I lost my heart in San Francisco

…zumindest von gegenüber. Denn dort im Reichenviertel von Belvedere lebt, oder besser lebte Tony Bennett. Wenn man mit der Fähre von San Francisco nach Tiburon fährt, sieht man links die Landzunge Belvedere mit ihren Mansions, Villen und Wahnsinnsausblicken. Hier wohnen die Superreichen, bis vor ein paar Jahren auch das Ehepaar Agassi/Graf. Und eben Tony Bennett, der vom einen Schlafzimmerfenster aus einen Blick auf die Stadt hatte, die ihm mit einem Song Millionen Dollar einbrachte, vom anderen aus beim Aufwachen direkt die Golden Gate Bridge im Blick hatte.

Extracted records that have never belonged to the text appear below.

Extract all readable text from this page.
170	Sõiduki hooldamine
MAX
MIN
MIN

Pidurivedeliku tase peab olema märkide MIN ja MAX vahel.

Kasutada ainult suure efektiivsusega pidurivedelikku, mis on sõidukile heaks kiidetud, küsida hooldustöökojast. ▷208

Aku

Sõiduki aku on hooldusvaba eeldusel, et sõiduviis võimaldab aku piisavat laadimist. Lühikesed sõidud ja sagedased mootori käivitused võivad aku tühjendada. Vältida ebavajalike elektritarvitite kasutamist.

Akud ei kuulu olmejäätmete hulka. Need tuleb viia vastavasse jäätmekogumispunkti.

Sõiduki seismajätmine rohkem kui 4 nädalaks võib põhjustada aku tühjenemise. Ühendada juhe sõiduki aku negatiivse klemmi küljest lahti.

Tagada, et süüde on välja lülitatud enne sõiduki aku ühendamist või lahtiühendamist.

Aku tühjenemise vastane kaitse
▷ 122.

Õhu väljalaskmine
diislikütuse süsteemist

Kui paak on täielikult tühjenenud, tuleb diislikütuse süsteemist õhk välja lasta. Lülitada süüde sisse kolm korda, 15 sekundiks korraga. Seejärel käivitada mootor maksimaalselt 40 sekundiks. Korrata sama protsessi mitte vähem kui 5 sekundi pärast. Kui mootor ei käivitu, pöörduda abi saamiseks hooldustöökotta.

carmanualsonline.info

Doch Tony Bennett hat sich anscheinend satt gesehen. Das Konto ist voll, er muß nicht mehr nach drüben schauen, um sich an die Songzeilen zu erinnern. Nun will er seine kleine Behausung verkaufen, für schlappe 27 Millionen 500.000 Dollar ist das Anwesen zu haben. 6 Schlafzimmer, 8 Badezimmer, Ausblicke auf die Bay und auf Mount Tamalpais und Parkmöglichkeiten für einen ganzen Fuhrpark inklusive. Aufgrund des bekannten Eigentümers gehen Immobilienmakler davon aus, dass man schnell zugreifen sollte, falls man tiefe Taschen hat. Innerhalb von nur 30 Tagen soll das Haus einen neuen Besitzer gefunden haben.